The Plaintiff argues that the statement is relevant "to show Bumgardner's bad temper, unprofessionalism and his pre-disposition to not complete the job he had been hired to do." [Record No. 68] Further, the Plaintiff asserts that this E-mail is relevant to show "Bumgardner's state of mind and whether or not he intended to get the job done or blame other for his failure." [Record No. 68]

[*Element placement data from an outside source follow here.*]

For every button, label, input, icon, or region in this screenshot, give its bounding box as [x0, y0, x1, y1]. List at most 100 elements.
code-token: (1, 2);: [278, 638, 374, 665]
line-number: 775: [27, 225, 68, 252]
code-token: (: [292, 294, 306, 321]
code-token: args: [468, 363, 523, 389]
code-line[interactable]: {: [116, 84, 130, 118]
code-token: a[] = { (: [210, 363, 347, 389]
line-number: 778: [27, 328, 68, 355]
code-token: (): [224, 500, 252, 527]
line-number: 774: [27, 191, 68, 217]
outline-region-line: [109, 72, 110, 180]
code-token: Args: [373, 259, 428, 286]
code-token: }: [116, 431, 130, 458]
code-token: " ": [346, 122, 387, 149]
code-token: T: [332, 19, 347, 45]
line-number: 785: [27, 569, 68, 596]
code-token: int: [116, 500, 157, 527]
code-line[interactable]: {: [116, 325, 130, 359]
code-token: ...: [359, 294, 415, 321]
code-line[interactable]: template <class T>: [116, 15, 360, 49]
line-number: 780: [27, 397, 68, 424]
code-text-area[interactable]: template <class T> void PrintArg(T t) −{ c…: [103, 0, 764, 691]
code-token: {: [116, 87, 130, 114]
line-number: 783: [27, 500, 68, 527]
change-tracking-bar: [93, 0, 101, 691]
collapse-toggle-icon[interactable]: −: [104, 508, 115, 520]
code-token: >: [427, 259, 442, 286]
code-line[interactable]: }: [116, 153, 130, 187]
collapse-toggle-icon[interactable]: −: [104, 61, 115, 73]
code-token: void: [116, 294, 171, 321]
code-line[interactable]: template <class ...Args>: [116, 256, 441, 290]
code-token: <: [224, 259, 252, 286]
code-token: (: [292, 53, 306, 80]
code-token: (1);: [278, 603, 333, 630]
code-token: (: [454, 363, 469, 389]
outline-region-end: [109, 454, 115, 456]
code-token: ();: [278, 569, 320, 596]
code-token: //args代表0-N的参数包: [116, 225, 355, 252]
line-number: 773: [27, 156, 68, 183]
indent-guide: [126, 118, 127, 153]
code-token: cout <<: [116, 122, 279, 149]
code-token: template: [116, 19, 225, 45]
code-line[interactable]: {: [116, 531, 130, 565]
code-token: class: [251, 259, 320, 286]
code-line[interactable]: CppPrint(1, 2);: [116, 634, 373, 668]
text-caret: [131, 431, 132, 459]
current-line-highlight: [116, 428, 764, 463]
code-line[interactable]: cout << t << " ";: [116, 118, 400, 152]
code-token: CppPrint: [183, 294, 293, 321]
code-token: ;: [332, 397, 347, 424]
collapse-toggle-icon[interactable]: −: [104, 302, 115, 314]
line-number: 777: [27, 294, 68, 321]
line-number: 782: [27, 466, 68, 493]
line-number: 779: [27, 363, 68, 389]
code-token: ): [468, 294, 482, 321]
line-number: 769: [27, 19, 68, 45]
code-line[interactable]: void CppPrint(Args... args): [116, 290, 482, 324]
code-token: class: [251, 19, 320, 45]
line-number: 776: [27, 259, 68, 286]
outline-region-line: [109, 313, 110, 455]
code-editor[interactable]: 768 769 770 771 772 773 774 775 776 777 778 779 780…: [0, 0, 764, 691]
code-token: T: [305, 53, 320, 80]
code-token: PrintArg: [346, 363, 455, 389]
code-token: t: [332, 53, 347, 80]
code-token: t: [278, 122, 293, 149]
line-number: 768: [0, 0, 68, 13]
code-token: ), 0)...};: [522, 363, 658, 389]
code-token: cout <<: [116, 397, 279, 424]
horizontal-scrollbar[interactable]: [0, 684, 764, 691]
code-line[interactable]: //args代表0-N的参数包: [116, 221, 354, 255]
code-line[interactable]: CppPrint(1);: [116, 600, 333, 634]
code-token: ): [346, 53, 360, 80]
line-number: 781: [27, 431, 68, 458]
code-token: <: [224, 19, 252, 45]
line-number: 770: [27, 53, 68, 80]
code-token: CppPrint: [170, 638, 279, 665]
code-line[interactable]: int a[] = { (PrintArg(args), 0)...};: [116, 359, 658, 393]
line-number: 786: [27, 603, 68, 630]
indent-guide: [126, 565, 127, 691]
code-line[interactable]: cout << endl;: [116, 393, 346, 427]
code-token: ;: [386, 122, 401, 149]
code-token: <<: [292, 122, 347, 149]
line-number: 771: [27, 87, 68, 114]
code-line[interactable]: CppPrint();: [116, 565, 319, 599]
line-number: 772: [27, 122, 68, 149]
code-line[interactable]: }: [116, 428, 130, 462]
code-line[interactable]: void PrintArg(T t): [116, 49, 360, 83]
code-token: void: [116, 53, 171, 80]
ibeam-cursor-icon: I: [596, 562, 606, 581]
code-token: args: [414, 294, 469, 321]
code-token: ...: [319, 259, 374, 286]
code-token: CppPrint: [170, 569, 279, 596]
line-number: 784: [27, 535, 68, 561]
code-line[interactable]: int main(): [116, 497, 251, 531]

As a starting point of admissibility, the Court notes that evidence is relevant if it has "any tendency to make the existence of any fact that is of consequence to the determination of the action more probable or less probable than it would be without the evidence." Fed.R.Evid. R. 401. Rule 404(a) of the Federal Rules of Evidence carefully limits the circumstances under which character evidence may be admitted to prove that an individual, at the time in question, acted in conformity with his character. This rule is necessary because of the high degree of prejudice that inheres in character evidence. The exceptions to Rule 404(a)'s general ban on the use of character evidence permit criminal defendants to offer evidence of their own character or of their victim's character. Fed.R.Evid. 404(a)(1)-(2). Therefore, in civil cases, evidence of character to prove the conduct of the person is generally not admissible. See Ginter v. Northwestern Mut. Life Ins. Co., 576 F. Supp. 627 (E.D. Ky. 1984).
Having reviewed the Plaintiff's response, it is clear that the Plaintiff seeks to admit Bumgardner's statement for the purpose of showing that he had a bad temper and a propensity not to complete the task. This is the type of character evidence that is prohibited by Rule 404. Therefore, the Court will grant to Defendants' motion in limine to exclude this statement under Rule 401 and 403 of the Federal Rules of Evidence.
IV. CONCLUSION
For the reasons discussed above, it is hereby ORDERED as follows:
1. The Defendants' motion for summary judgment on the claims against Defendants Slade Bumgardner, Adam Lowe and Derrick Kinsey, individually, [Record No. 58] is GRANTED;
2. The Defendants' motion for summary judgment on the Plaintiff's punitive damages claim [Record No. 59] is GRANTED; and
3. The Defendants' motion in limine [Record No. 60] is GRANTED.